Don’t make one-size-fits all videos. Know which video platform attracts certain kinds of viewers and tailor your content and messaging to that specific audience niche. Stern said YouTube is the place to be for kids’ content and music, Facebook is the best milieu for food and news, and Instagram is known for sports and celebrity stuff.

Spend on promotion, not production

Stern recounted how a global, multi-billion dollar cosmetics brand spent hundreds of thousands of dollars to produce a slick video with professional models to promote its hair styling products. It got only 3,000 views. But a homemade DIY video of a girl using a toothbrush to style her hair in her own bathroom drew 2.7 million views.

The lesson, said Stern, is to throw resources into promoting your videos rather than making them. With over 50 million videos uploaded to the Internet every month, “it’s very hard to get found and hard to stand out in that mix,” she said.

If you promote your videos well enough, they stand a better chance of getting traction in the enormous online video pool.

Find your trend

Finding a specific trend that video viewers are already going bonkers for is easier than trying to manufacture your own buzzworthy trend from scratch.

According to Stern, Mattel noticed that owners of its American Girl dolls were creating their own stop motion video vignettes featuring the dolls, then posting them online where they attracted tens of thousands of views. To tap into that existing online audience, the toymaker launched its own series of stop motion videos to fuel the trend even further.

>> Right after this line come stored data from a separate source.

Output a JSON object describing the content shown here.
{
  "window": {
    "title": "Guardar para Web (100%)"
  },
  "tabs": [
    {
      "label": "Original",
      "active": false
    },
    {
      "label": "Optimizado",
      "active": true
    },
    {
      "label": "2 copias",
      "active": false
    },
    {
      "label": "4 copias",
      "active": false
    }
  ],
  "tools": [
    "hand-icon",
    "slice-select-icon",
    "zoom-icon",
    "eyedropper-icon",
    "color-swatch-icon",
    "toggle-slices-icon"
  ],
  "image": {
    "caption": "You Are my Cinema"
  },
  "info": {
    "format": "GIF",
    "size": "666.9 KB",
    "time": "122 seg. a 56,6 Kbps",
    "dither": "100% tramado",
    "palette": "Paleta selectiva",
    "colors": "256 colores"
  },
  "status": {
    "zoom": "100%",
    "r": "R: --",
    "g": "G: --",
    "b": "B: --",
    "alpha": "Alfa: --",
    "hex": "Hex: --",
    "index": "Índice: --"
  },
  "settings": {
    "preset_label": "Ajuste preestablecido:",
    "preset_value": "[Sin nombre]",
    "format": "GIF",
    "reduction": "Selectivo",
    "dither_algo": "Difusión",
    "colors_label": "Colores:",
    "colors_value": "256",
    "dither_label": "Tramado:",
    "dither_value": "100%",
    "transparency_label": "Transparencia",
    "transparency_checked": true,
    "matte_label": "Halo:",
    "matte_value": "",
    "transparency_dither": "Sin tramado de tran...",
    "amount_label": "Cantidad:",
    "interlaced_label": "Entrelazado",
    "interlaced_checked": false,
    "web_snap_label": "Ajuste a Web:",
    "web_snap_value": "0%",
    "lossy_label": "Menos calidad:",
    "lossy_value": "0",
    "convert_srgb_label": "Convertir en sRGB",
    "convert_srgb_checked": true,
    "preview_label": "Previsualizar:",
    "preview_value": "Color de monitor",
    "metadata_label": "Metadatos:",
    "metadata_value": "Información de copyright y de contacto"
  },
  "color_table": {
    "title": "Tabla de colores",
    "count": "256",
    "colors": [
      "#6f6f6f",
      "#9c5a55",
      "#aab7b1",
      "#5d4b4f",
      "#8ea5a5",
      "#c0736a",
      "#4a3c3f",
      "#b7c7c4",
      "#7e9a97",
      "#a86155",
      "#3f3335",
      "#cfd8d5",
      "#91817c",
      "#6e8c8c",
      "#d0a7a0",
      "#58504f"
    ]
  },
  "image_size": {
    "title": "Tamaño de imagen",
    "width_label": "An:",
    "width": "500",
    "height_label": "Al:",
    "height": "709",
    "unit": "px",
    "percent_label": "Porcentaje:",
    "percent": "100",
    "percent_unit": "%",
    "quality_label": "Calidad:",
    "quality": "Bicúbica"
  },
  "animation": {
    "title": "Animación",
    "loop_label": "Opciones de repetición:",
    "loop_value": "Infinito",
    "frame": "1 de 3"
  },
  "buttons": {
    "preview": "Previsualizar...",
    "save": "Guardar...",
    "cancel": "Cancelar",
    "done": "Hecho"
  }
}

“This content was three times more engaging than the regular (Mattel) video content,” Stern said.

Go evergreen, not viral

Don’t create a video or campaign that’s a one-hit wonder. Stern said content that grows a loyal, long-term audience is better than one flash-in-the-pan viral video that drops off the radar as quickly as it hit the Internet.

“It’s about creating that sustained audience and really creating that consistent programmed schedule as opposed to dropping that one-off video.”